No atual momento nós podemos enxergar as deficiências de uma esquerda radical que ignorou a classe trabalhadora nas últimas décadas. Nós podemos ver os limites da ultraesquerda partidária da “comunização” ou das insurreições: que impactos uma onda massiva de saques e depredações realmente teria na atual atmosfera social? Redistribuição da riqueza e auto-defesa contra o Estado não possuem uma base se não são sustentadas por uma força coesa e disciplinada de trabalhadores em indústrias essenciais, que pode garantir a sobrevivência social.

A esquerda radical não tem raízes suficientes na classe trabalhadora para poder avançar praticamente o controle pelos trabalhadores.

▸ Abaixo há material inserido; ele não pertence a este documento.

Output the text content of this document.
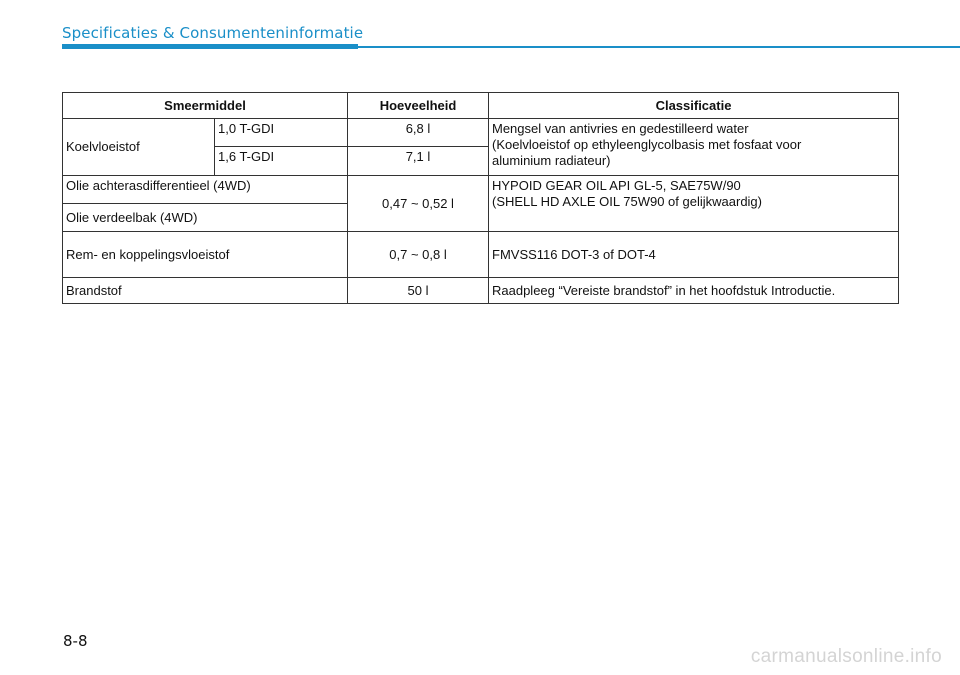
Specificaties & Consumenteninformatie
Smeermiddel		Hoeveelheid	Classificatie
Koelvloeistof	1,0 T-GDI	6,8 l	Mengsel van antivries en gedestilleerd water
(Koelvloeistof op ethyleenglycolbasis met fosfaat voor
aluminium radiateur)

	1,6 T-GDI	7,1 l	
Olie achterasdifferentieel (4WD)		0,47 ~ 0,52 l	HYPOID GEAR OIL API GL-5, SAE75W/90
(SHELL HD AXLE OIL 75W90 of gelijkwaardig)

Olie verdeelbak (4WD)			
Rem- en koppelingsvloeistof		0,7 ~ 0,8 l	FMVSS116 DOT-3 of DOT-4
Brandstof		50 l	Raadpleeg “Vereiste brandstof” in het hoofdstuk Introductie.
8-8
carmanualsonline.info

Além do mais, não existe uma organização política dos trabalhadores que consiga combinar o conhecimento e o poder tanto dos “trabalhadores da ciência” quanto dos “trabalhadores do chão de fábrica” em direção à emancipação social. Nós precisamos de construir essa organização.

Publicado em 24 de março de 2020 por Angry Workers of the World. Traduzido para o Passa Palavra por Marco Tulio Vieira. Ilustram este artigo imagens de Hieronymous Bosch.

Notas

[1] Lessons from the Lucas Plan – Don’t waste working class creativity on Labour and the state.

[2] Empty supermarkets: The food supply-chain from a workers’ perspective.